At the end of the four weeks, when, I predict, the British taught kids perform better than their Chinese taught counterparts for the reasons outlined above, the smirking Headteacher will conclude, against all of the international evidence to the contrary, that progressive teaching methods are more successful than those of a more traditional bent.
So as a practical experiment, the methodology and stated concept are deeply flawed. There are simply too many variables outside the realm of pedagogy which will determine outcomes. Yet we can still draw some useful conclusions. For example, the behaviour of many of the children at Bohunt is not conducive to learning. It is disruptive and, in the case of Sophie in particular, downright rude. Indeed, if I were the Head I would be mortified by their treatment of five visitors attempting to broaden their horizons.

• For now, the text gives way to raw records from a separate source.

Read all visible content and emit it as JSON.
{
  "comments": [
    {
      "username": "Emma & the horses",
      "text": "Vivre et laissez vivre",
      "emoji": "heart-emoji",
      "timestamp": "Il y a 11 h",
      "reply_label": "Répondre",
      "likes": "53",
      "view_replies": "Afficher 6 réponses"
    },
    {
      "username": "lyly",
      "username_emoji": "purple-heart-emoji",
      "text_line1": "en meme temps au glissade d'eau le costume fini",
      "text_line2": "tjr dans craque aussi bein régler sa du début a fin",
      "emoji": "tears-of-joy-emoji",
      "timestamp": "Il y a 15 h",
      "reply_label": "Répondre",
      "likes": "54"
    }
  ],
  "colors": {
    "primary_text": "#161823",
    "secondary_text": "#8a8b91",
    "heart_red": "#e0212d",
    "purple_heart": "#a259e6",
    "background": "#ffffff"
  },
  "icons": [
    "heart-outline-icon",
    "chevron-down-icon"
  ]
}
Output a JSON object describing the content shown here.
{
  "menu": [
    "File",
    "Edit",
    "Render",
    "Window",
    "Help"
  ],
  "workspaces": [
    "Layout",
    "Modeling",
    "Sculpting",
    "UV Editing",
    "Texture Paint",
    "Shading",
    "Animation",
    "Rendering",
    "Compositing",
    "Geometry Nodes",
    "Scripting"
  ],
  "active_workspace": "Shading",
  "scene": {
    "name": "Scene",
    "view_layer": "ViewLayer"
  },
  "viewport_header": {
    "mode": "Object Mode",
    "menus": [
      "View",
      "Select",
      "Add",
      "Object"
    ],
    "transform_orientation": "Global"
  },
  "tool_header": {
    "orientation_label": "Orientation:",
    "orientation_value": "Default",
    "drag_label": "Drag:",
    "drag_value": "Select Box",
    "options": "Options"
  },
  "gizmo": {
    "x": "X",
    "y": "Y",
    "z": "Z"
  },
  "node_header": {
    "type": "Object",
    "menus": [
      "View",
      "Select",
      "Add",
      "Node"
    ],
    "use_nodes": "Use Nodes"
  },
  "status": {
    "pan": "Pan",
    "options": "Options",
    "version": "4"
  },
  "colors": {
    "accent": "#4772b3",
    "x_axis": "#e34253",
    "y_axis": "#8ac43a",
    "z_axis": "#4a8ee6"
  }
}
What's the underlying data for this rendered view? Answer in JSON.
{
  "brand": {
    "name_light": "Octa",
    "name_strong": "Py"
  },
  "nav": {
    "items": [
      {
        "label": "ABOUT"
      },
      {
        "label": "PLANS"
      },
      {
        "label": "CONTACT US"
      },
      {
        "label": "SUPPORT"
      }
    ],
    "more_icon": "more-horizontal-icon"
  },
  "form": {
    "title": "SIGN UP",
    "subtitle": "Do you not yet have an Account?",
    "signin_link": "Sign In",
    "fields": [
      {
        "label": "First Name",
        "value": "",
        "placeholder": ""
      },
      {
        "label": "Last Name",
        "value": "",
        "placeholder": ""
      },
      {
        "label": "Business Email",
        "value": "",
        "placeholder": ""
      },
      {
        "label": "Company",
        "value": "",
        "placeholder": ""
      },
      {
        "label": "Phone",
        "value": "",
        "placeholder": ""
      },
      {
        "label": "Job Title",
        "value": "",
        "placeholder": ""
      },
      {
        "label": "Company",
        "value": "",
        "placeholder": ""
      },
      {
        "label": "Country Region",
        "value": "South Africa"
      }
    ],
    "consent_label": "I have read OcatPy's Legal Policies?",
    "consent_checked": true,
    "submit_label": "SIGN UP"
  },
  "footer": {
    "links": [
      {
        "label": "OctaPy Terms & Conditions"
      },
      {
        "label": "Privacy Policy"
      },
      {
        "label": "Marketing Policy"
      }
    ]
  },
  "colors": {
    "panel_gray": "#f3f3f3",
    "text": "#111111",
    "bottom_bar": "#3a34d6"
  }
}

And here we come to the crux of the problem. Mr Strowger, the Bohunt Headteacher, blames the behaviour of the kids on the Chinese teachers. Instead of reading them the Riot Act, appalled by their treatment of overseas visitors, he points the figure of blame at the teachers’ traditional, didactic methods. So, too, did the Head of Maths. In fact, he appeared to revel in the misery being inflicted by the children, deluding himself that it proves the superiority of child-centred progressivism.
All it really proved was his own inadequacies and unfitness for the position of teacher, let alone Headteacher. The children at Bohunt are great: quirky, intelligent and full of potential. Their Headteacher, though, is letting them down. In blaming the teachers for their poor behaviour, when he should be instilling the attitude that you treat everyone with equal respect, even if you find them difficult to understand, or even boring, he is encouraging the children to misbehave, be rude and then search for excuses. It’s extremely sad.
Unfortunately, Mr Strowger is not unrepresentative of other Headteachers around the country either. They are intensely damaging to our children. Forget academies, Secretary of State, do something about these numpties. Everybody’s lessons are worth behaving for.
If this one conclusion is drawn, and something done about it, the programme’s impact will be much more profound than a simple piece of cheap, Tuesday-night entertainment often begets. I very much doubt it, though.